BANYU POS – Kabar baik bagi para Aparatur Sipil Negara (ASN), termasuk Pegawai Negeri Sipil (PNS) dan Pegawai Pemerintah dengan Perjanjian Kerja (PPPK). Direktur Jenderal Anggaran Kementerian Keuangan (Kemenkeu), Luky Alfirman, mengabarkan bahwa usulan kenaikan gaji ASN sedang dalam tahap kajian mendalam.
“Lagi dikaji (usulan kenaikan gaji PNS),” ungkap Luky Alfirman saat ditemui di Gedung DPR RI, Senayan, Jakarta, pada Senin (24/11). Pernyataan ini tentu menjadi angin segar bagi para abdi negara yang menantikan peningkatan kesejahteraan.
Namun, Luky belum dapat memastikan kapan kajian tersebut akan rampung. Menurutnya, keputusan final mengenai kenaikan gaji juga bergantung pada arahan dari pimpinan. “Belum tahu (kajian bisa selesai kapan).

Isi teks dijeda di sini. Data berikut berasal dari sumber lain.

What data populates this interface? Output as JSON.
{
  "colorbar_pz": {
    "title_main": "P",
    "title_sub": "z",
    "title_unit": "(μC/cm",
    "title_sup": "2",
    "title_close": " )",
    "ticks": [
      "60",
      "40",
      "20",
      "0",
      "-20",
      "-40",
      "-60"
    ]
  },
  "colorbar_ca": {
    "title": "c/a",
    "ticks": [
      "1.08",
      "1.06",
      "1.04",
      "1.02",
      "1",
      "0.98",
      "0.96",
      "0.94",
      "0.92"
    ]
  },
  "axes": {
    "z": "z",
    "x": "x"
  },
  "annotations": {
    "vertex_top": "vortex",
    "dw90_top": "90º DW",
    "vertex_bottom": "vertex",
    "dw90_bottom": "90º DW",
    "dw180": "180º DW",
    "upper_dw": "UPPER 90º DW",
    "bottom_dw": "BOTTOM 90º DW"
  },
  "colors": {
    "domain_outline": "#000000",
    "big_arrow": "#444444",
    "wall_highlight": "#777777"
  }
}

Kita harus menunggu arahan pimpinan juga,” jelasnya.
Sebelumnya, Menteri Keuangan Purbaya Yudhi Sadewa telah mengonfirmasi bahwa Kemenkeu telah menerima surat usulan kenaikan gaji PNS untuk tahun 2026 dari Menteri Pendayagunaan Aparatur Negara dan Reformasi Birokrasi (Menpan RB), Rini Widyantini.
Menindaklanjuti surat tersebut, Purbaya memastikan bahwa Kemenkeu akan melakukan penilaian dan assessment secara komprehensif sebelum mengambil keputusan terkait gaji PNS tahun depan. “Nanti kita nilai dan kita assess ya. Nanti begitu suratnya sudah masuk,” kata Purbaya saat konferensi pers APBN KiTA di Kantor Kemenkeu, Jakarta, Jumat (21/11).
Sebagai catatan, kenaikan gaji PNS terakhir kali terjadi di era Presiden Joko Widodo (Jokowi). Pada tahun 2023, Jokowi mengumumkan kenaikan gaji sebesar 8 persen yang berlaku untuk PNS di tingkat pusat dan daerah, termasuk anggota TNI dan Polri.
Tak hanya itu, pensiunan juga merasakan dampak positif dengan kenaikan gaji sebesar 12 persen. Jokowi berharap kenaikan gaji ini dapat memacu peningkatan kinerja, mendorong pertumbuhan ekonomi, dan mempercepat pembangunan nasional. Selain kenaikan gaji, pemerintah juga berupaya meningkatkan kesejahteraan ASN melalui perbaikan tunjangan dan remunerasi yang berbasis pada kinerja dan produktivitas.
Ringkasan
Kementerian Keuangan (Kemenkeu) sedang melakukan kajian mendalam terkait usulan kenaikan gaji Aparatur Sipil Negara (ASN), termasuk Pegawai Negeri Sipil (PNS) dan Pegawai Pemerintah dengan Perjanjian Kerja (PPPK). Usulan ini telah diterima dari Menteri Pendayagunaan Aparatur Negara dan Reformasi Birokrasi (Menpan RB) untuk tahun 2026.
Meskipun kajian sedang berlangsung, Direktur Jenderal Anggaran Kemenkeu belum dapat memastikan kapan kajian tersebut akan selesai dan kapan keputusan final akan diambil. Sebelumnya, pada tahun 2023, pemerintah telah menaikkan gaji PNS sebesar 8% dan pensiunan sebesar 12% di era Presiden Joko Widodo.